This artist has traveled a creative path that started at the age of 5 (!) and has meandered from painting, to award-winning bead work, to prize-winning jewelry.
Along with a fellowship from the Wheelwright Museum, in Santa Fe, he has blue ribbons from Santa Fe Indian Market, and elsewhere.
He is now a recognized Master, who favors true tufa cast metal in his work, as here.
Meticulously carved from the crumbly, semi-hard tufa, this bracelet sports a variety of traditional Navajo symbols in a very modern, individual design.
Spidery forms are on either side of a centered pattern of wavy, vertical lines that are interrupted by a series of half-circles.
These would seem to refer to Spider Woman, who is considered the Mother, associated with the emergence of life, and who taught the Navajo to weave, among other life skills.

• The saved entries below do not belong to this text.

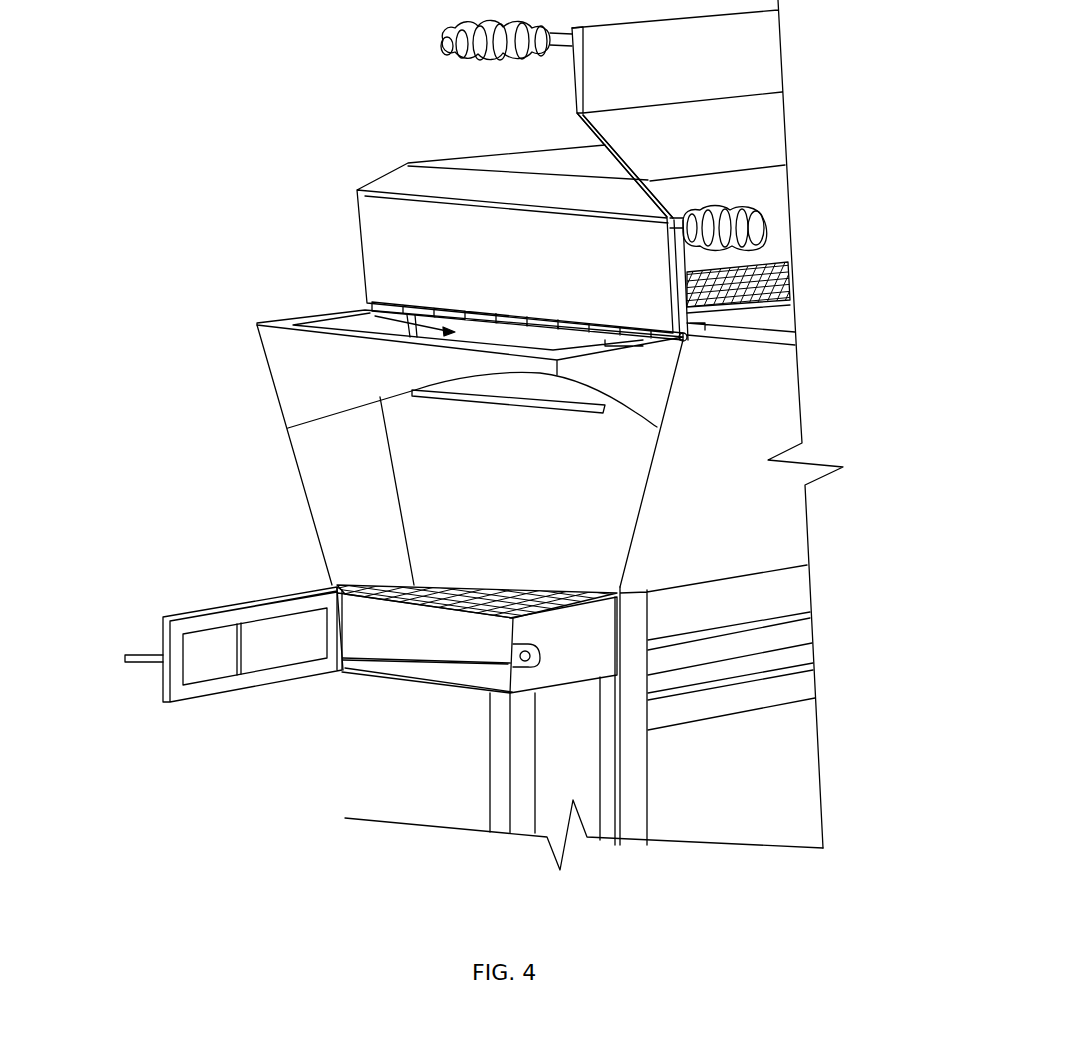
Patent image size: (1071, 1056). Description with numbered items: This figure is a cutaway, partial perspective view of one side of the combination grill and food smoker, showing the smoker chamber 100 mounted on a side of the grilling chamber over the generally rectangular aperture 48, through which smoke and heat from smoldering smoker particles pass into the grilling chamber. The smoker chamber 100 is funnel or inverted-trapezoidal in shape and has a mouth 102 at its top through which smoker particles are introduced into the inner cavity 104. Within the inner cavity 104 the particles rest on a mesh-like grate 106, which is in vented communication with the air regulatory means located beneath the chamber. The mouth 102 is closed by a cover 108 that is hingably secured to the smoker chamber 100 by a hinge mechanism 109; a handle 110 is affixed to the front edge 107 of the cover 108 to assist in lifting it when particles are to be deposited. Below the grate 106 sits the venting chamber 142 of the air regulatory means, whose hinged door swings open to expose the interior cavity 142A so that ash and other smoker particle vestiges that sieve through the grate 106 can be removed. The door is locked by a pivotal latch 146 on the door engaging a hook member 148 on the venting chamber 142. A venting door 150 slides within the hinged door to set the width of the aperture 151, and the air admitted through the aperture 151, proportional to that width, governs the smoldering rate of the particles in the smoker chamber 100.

The aperture 48 is at (363, 309).
The smoker chamber 100 is at (260, 350).
The mouth 102 is at (563, 343).
The inner cavity 104 is at (326, 316).
The mesh-like grate 106 is at (393, 578).
The front edge 107 is at (613, 212).
The cover 108 is at (376, 225).
The hinge mechanism 109 is at (503, 312).
The handle 110 is at (757, 222).
The venting chamber 142 is at (566, 666).
The interior cavity 142A is at (428, 646).
The pivotal latch 146 is at (126, 660).
The hook member 148 is at (525, 668).
The venting door 150 is at (262, 655).
The aperture 151 is at (209, 665).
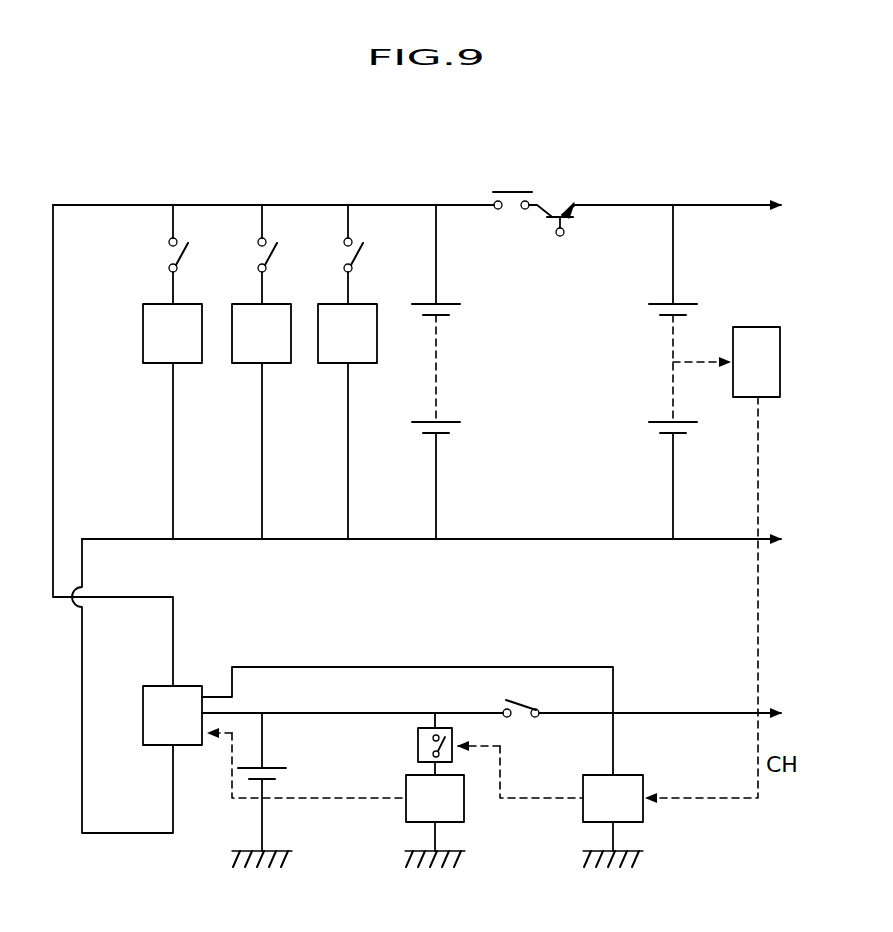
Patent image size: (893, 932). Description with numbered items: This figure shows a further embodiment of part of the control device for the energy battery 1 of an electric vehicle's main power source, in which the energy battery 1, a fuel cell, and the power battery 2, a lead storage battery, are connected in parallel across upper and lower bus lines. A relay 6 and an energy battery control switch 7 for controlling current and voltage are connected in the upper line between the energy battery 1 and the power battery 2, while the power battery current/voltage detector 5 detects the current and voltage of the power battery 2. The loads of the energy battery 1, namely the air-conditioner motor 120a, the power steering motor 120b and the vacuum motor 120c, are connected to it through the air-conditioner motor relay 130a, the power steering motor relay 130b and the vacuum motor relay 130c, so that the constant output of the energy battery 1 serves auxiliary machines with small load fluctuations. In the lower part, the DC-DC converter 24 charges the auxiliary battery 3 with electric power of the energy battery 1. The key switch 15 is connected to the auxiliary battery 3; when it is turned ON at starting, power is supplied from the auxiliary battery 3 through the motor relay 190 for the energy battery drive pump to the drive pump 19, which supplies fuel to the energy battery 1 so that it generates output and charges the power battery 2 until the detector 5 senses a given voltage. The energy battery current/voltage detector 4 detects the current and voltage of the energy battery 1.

The wavy lines represent falling rain, great good luck in the desert, and the half-circles look like the sun, as well as the rainbows that follows rain.
The chunky, chiseled “teeth”, that form the topmost half-circle, are like the rays of the sun.
These form both edges of the bracelet, as well as separating the different, but repetitive, motifs.
Splashed diagonally across the front, but offset a bit, is an inlaid oval of beautiful blue turquoise and two shades of coral – all natural.
This is another touch of tradition in a new dress: turquoise is the sky and water; coral represents the land. Together, they form the ideal balance of nature.
And this bracelet achieves an ideal balance of the rugged, the delicate, the neutral and the colorful.
These all combine to form one beautiful unit that is as handsome as the symbols are profound.